We’ll first split the two populations, but you could also load them separately if they are already split on your computer (see “Working with your own data”).
We’ll use group = "population to ensure correct
titles.
# Split the two populations
pops1 <- dplyr::filter(pops, population == "Population 1")
pops2 <- dplyr::filter(pops, population == "Population 2")
# Calculate the ranges separately
r1 <- cosewic_ranges(pops1, group = "population")

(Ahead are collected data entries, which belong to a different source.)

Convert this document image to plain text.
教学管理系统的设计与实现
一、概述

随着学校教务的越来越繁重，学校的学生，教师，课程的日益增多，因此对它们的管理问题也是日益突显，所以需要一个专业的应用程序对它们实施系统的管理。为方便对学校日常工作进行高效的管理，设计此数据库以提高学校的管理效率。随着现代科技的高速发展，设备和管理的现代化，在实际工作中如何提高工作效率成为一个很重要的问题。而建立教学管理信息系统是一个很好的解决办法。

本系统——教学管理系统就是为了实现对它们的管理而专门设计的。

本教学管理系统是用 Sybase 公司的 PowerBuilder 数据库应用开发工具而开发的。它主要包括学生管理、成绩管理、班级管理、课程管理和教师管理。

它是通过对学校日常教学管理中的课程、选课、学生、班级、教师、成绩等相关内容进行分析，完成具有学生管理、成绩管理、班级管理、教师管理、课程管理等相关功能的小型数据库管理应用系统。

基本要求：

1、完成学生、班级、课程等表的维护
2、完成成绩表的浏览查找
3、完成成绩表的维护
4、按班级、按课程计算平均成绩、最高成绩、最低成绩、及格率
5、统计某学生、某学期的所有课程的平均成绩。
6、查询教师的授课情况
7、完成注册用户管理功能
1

r2 <- cosewic_ranges(pops2, group = "population")
# Create separate plots
p1 <- cosewic_plot(r1, group = "population", iao_prop = TRUE)
p2 <- cosewic_plot(
r2,
group = "population",
iao_prop = TRUE,
grid = grid_canada(10)
)Now arrange your plots how you like.
p1 +
p2 +
plot_layout(guides = "collect") +
plot_annotation(title = "EOO and IAO for all Designatable Units")
#> Zoom: 9
#> Zoom: 6
p1 /
p2 +
plot_layout(guides = "collect") +
plot_annotation(
title = "EOO and IAO for all Designatable Units",
subtitle = "2025 Assessment performed with naturecounts R package"
)
#> Zoom: 9
#> Zoom: 6